Sunday, December 9, 2007

"Lead India" is looking for a Sher Shah

The Times Of India's Lead India program has been on for some months now. I havent followed it very closely, because over the past few years, I have become completely disillusioned by this country's fourth estate. Whether it be life or death, heroic acts or cowardice, nationalist fervour or communal tensions, the press these days seems to brazenly commoditise everthing.

And so Lead India seems to me to be another attempt at selling India to Indians, with a cheap wrapper on it. We need a true leader of men, they say. So they go around camera-totting and trying to find tommorrows leaders amongst middle-class intelligentsia in our urban jungles.

Now, how bizarre is that for a country that has 72.2% of its population (as per the 2001 census) still living in its villages? Ofcourse we need a true leader of men, but would he be more likely to emerge out of an NDTV studio or from the fields and factories of India's rural areas?

First however, we as a nation, need to get our basics about leadership correct. And thats tough. Our track record here has been abyssmal. Our history textbooks confuse good orators, politicians, saints, warriors, agriculturists, economists, doctors, lawyers, in short anyone with some reknown in there proffession, as a leader of men. A Phd in nuclear physics, or a political degree from UK, is no garantee for a peasant not going hungry, or a woman not getting raped.
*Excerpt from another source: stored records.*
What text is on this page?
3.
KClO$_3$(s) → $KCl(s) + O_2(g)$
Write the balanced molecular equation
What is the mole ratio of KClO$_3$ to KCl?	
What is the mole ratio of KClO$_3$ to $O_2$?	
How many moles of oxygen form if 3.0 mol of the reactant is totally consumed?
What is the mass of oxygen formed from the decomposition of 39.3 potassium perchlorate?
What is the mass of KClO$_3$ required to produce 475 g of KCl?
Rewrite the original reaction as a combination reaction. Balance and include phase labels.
For any nation and more so for India, a leader needs to have a thorough pulse of the men he is supposed to lead, and understand the land he is supposed to govern. In our 5000 year history, jut one name stands out, that can claim credence to such a tall order.

Sher Shah, the lion king. .
Ruling for a brief span of five years, this descendant of an Afghan warrior family, left a mark on the administration and governance of the nation, which the Mughals and the British could do nothing but humbly copy and continue.
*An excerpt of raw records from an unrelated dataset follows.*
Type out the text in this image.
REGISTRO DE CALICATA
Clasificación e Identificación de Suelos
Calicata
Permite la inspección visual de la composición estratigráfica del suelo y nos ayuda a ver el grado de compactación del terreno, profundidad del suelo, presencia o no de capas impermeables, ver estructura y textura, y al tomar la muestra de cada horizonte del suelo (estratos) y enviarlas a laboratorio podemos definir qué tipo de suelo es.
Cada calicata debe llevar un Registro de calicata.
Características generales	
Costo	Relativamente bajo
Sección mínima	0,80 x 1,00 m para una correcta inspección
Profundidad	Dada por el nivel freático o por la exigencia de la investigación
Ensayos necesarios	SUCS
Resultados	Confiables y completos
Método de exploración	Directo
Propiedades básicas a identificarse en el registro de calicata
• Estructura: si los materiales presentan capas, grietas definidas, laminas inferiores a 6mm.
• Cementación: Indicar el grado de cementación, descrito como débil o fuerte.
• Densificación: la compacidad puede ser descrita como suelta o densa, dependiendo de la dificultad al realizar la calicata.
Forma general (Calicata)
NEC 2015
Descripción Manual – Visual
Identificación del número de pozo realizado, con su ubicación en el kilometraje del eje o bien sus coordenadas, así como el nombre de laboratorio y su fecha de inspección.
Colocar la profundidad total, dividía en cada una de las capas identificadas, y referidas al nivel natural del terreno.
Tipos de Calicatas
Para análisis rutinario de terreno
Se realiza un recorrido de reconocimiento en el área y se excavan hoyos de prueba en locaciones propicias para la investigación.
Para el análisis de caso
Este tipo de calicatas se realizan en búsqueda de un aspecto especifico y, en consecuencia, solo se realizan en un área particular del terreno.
To qoute from Abraham Eraly's The Mughal Throne "Travellers and wayfarers, during the time of Sher Shah's reign, were relieved from the trouble of keeping watch; nor did they fear to halt even in the middle of a desert... They encamped at night at every place, desert or inhabited, without fear: they placed their goods and property on the plain, and turned out their mules to graze, and themselves slept with minds at ease and free from care, as if in their own house; and the zemindars, for fear that any mischief should occur to the travellers, and that they should suffer or be arrested on account of it, kept watch over them".

As Eraly informs us: "With peace and security came prosperity. From his early days ... Sher Shah had given high priority to caring for the peasant. Where the peasant is ruined, the king is ruined, he believed. He therefore took great care to ensure that the protectors of peasants - the army and the revenue officials - did not, as often happened, become their oppressors."
Whether it was tax collection or road construction, peasant welfare or dispensing justice, here was a man who knew what his empire needed and how to get that done.
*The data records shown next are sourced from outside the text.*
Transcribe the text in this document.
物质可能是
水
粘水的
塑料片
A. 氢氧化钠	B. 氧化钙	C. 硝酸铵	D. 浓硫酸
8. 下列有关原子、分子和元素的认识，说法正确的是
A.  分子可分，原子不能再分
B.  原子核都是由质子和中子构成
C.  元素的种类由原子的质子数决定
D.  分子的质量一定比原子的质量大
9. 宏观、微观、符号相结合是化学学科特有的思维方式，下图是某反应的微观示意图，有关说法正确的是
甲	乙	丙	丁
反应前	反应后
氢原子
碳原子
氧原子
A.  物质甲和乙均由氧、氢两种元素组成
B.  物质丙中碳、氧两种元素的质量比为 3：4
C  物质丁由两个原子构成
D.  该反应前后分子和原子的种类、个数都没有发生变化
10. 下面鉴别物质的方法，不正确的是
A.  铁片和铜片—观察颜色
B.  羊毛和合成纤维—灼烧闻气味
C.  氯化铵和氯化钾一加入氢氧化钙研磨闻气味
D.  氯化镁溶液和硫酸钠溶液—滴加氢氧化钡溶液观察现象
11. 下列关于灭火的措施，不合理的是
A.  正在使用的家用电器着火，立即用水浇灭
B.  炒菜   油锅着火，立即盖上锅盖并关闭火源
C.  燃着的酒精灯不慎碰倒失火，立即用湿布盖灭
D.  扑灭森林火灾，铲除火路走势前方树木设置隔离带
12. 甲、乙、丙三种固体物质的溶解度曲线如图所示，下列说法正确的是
Sher Shah finds mention in our history books as a rebel king, a Afghan warrior who drove Humayun out and as a man who built the Grand Trunk Road. What we dont really impress on our readers (and young students of history), is that we never really had a true leader of men since Sher Shah. Never again came a man who wanted to, and was succesful in bringing good governance and peace at a national level to our grassroots. A phenomena, that never happened again in our country. Today, we desperately need a Sher Shah Suri.

"Lead India", do you think you will find our Sher Shah Suri for us?

2 comments:

Anu Kolhatkar said...

Interesting post! I have to say I agree with you, we have tended as a nation to look for heroes to save us from ourselves. Although the Lead India campaign is an interesting idea, it conforms to the elitism that urban India subscribes to; that it requires someone born into privilege to rescue the masses.

32 said...

"And so Lead India seems to me to be another attempt at selling India to Indians, with a cheap wrapper on it"

Really nice comment and a provocative post.
How on earth "A LEADER" can be chosen through SMS? Can he? Just because people in LEAD INDIA have knowledge of English, higher education and they oppose curruption means they can be leaders? I read interviews of contestants, hardly anyone goes beyond their focus of cities and urban areas. How many "really" understand the true nature of nation and its problem? Working for good cause and NGO's is not enough.